O andar pesado da garota finalmente cessou quando ela parou em frente ao vestiário feminino, no mesmo momento que alguém chamava pelo seu nome. Não era com um grito, a voz na verdade parecia mais um sussurro, mas ainda assim demonstrava alguma urgência... ou importância. Asuka queria abrir a porta e entrar de uma vez no vestiário, não queria falar com ninguém no momento, mas por ironia a maçaneta não funcionou na primeira vez. Ela sentiu a pessoa se aproximar e resolveu encará-la já que a maçaneta também não funcionou na segunda vez. Mas só por causa disso.

- O que foi, Terceiro?

Shinji Ikari não gostava de ser chamado assim, e Asuka sabia muito bem disso. Mas não havia o porquê dela não fazê-lo, muito menos motivos para ela mudar de atitude, ou começar a tratá-lo com respeito, que de fato ele merecia algum, afinal todos nós precisamos disso não é? Nem que seja um pouco.

Não! Ele é a única pessoa que não merece o meu respeito!

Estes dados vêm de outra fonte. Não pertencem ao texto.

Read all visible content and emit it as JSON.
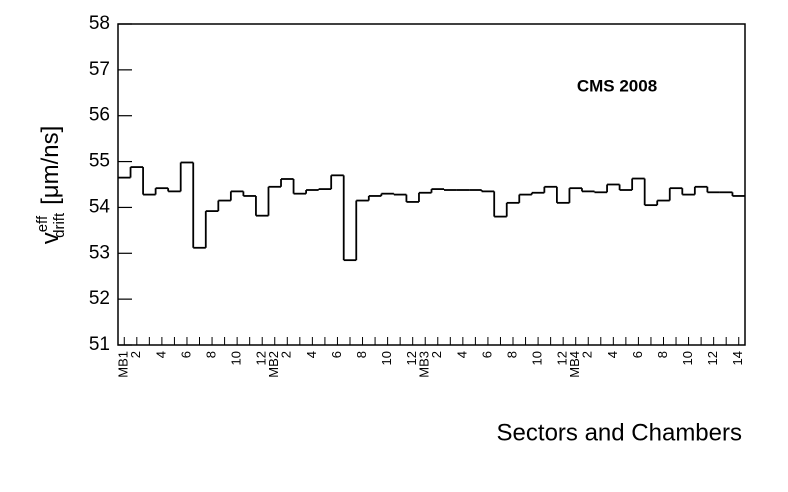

Talvez ela estivesse apenas parcialmente mudada... talvez algumas coisas não tenham sido aprendidas no Terceiro Impacto. Mas quem sabe? Talvez elas possam ser trabalhadas agora.

- Eu só queria dizer que...

Então diga de uma vez e pare de enrolar! Ela esperou impaciente por mais alguns segundos até o garoto abrir a boca para falar novamente.

- B-bom trabalho...

Ela não respondeu. Balançou a cabeça em sinal de desaprovação, a mesma estava presente em seu olhar. Falou baixo alguma coisa em um alemão incompreensível para o garoto, girou e finalmente entrou no vestiário depois da terceira tentativa quando a porta resolveu cooperar. Shinji ficou ali, de cabeça baixa por um tempo que ele não fez questão de contar.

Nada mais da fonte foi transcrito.